Будь я на месте Андрея или Илона Маска, я бы наделил его способностью реагировать на обыкновенные инстинкты, поощрять хорошие эмоции и подавлять плохие. Например, я испытываю удовольствие от близости к какому-нибудь телу. Ну скажем, к бутылке боржоми, которую мне от щедрот своих подарил Гога, или тарелке украинского борща, которую на обед принесла буфетчица Клава. Девайс тут же реагирует и посылает мне флюиды блаженства. А когда наоборот, выходя из процедурной, я ругаю про себя всю нашу грёбаную медицину и особенно полногрудую Валентину, взявшую из меня повторно три шприца крови на анализ, хорошо бы услышать изнутри ласковый голос, чтоб утихла боль и досада.
Так нет же, он видит насквозь, а я даже не знаю, на какую кнопку нажать, чтобы его отключить. Вот что обидно. Хотя, по правде говоря, его неутомимая работа в режиме нон-стоп, если о ней не думать, особо никаких хлопот не доставляет. Ну пускай себе пишет, хрен бы с ним, не бери в голову, думал я, лежа поверх одеяла. По реке плывёт топор из села Чугуева, ну и пусть себе плывёт железяка…
Но с другой стороны это глухое молчание действует на нервы, как это бывает при общении с глухонемыми. Если ты такой умный, давай поговорим. Даже Маяковский вступал в разговор с Солнцем у себя на даче в Мамонтовке рядом с Акуловой горой. Вот если бы установить с этим бездушным гаджетом контакт в режиме полудуплекс. Я в армии был радистом, отлично владел азбукой Морзе и любил именно такой способ передачи информации. А не симплекс, когда только в одну сторону.

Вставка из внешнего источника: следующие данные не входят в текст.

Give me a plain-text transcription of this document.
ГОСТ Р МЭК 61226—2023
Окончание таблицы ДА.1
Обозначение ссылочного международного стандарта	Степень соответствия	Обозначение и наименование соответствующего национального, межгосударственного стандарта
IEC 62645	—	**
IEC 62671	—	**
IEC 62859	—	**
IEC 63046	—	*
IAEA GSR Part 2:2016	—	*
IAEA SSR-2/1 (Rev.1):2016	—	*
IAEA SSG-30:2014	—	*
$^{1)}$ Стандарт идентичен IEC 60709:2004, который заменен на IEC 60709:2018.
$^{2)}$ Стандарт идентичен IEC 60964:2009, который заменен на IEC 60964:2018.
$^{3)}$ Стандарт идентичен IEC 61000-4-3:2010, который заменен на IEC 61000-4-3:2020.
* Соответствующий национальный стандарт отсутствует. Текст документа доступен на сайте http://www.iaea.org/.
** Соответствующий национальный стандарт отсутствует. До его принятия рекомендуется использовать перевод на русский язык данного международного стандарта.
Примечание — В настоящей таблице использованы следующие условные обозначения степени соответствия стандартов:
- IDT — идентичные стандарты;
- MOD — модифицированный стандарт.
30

Человек я общительный, и ничего удивительного в том нет, что жажда общения с этим устройством, ставшим частью моего эго, становилась все более нестерпимой. Особенно после того, как все легли спать, и Федя начал свой жуткий концерт. На темном небе сияла полная Луна, заливая через окно душные кубы отведенного по норме ионизированного воздуха каким-то мистически призрачным светом. Оптимизма от ее свечения не прибавилось, на душе по-прежнему скребли кошки. От полнолуния, когда все чистое ложится, а все нечистое встает, ничего хорошего не жди. А ожидание худшего, говорил Зигмунд Фрейд, – естественное состояние всякого нормального человека.
***
А что, если это чудовище, действительно, начнет мыслить, отвечать на мои реплики и вести диалог, подумал я со страхом. Что тогда? Ну, тогда бы я его спросил для начала, какой у него коэффициент интеллекта, чтобы не попасть впросак и не нарваться на сомнительный комплимент. Он бы мне, например, ответил, что его айкью по шкале Стэнфорда-Бине около 70, что значит, умственно отсталый, и в этом случае мне бы легче было найти с ним общий язык. Ничего страшного, если коэффициент будет чуть выше, ну этак около 90 или 100.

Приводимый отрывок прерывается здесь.